For 0.1 million, Merge sort ~ 0.15 seconds Selection sort ~ ( Hrs) 2400 seconds (Investment in algos is worth it) Comparing Time values
- Issues with experimental analysis:
- Time is not exactly the same for the same input. This is because of the distribution of RAM, processes running. Too much dependency on the machien, resources.
- We need to be sure of the test case’s nature, i.e the input should not be favourable to any of the algorithm. This is very difficult.
- We need to code each solution, this is very painful. Stupid way to do this. Not intelligent at all.
- Very very Time consuming, we would have to wait for all algos to finish, and if they do. Also small inputs don’t have much difference, hence they cannot be used anyway.
Hence, we won’t be doing this.
- Theoretical analysis**(This is a gold mine)**:
In this, we don’t need to take into account, the computer, or resources etc. Our pseudocode/algorithm is enough to find the time complexity.
This makes sense, as we think of the solution, then why to use experimentation to calculate time. This is one important thing we can do, for algorithms, at least.
- We need to learn Asymptotic notation for this.
Important Note: Suppose some algorithm takes 5 n^2^, is this accurate in seconds. No, but it is the steps(i.e no. of unit operations) that we will be doing. So, machine dependency can be ignored altogether. Confidence Boost: I thought the exact same, this is the best feeling.

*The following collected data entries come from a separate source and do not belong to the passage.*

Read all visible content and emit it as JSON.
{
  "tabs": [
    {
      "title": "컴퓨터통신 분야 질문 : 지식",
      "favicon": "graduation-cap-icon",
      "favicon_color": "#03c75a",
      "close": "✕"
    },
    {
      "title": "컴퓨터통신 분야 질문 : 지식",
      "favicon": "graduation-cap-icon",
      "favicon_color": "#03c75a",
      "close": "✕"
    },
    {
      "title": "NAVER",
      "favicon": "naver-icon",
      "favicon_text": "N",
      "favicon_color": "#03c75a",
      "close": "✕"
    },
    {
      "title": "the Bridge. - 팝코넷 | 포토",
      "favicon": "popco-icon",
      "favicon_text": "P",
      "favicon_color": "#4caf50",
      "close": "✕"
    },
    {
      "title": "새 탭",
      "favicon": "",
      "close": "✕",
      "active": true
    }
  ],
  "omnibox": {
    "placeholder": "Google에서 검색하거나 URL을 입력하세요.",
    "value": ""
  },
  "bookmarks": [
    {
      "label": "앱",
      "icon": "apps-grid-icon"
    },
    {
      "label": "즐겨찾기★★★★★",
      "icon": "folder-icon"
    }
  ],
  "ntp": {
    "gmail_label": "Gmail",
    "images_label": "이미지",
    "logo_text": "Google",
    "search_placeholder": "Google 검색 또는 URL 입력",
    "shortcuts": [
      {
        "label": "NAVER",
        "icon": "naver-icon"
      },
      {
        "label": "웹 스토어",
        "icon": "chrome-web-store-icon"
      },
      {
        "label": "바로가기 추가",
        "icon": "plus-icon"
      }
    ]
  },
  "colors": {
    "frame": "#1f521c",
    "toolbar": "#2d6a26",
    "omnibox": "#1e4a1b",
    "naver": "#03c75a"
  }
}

For a function f(n). Big Oh is a way to give an upper bound.(May or may not be worst case). g(n) is O(f(n)), if g(n) <= k * f(n) for large values and a positive k. In Big Oh notation, we write:
- Number of unit operations.
- Only highest power term matters.
- We don’t care about the coefficients.
Q) Find largest element in an array. A) Can be done in single scan. We do (k constant) operations for each number. So k*n.This is theta(n). Hence it is also O(n).
Things like initialization, etc is constant, so it is ignored.
Q) Bubble sort for input size n. A) Suppose we swap every time. sigma(n-i) i=1 to n -> O(n^2^).
- Remember, if multiple variables are present, we cannot equalize them. Because different things have different bounds.
- If multiple things are involved, keep the parameters differnt. Equalizing paints a false picture.
- In Big Oh notation, only constants and **dormant **terms are discarded, nothing else.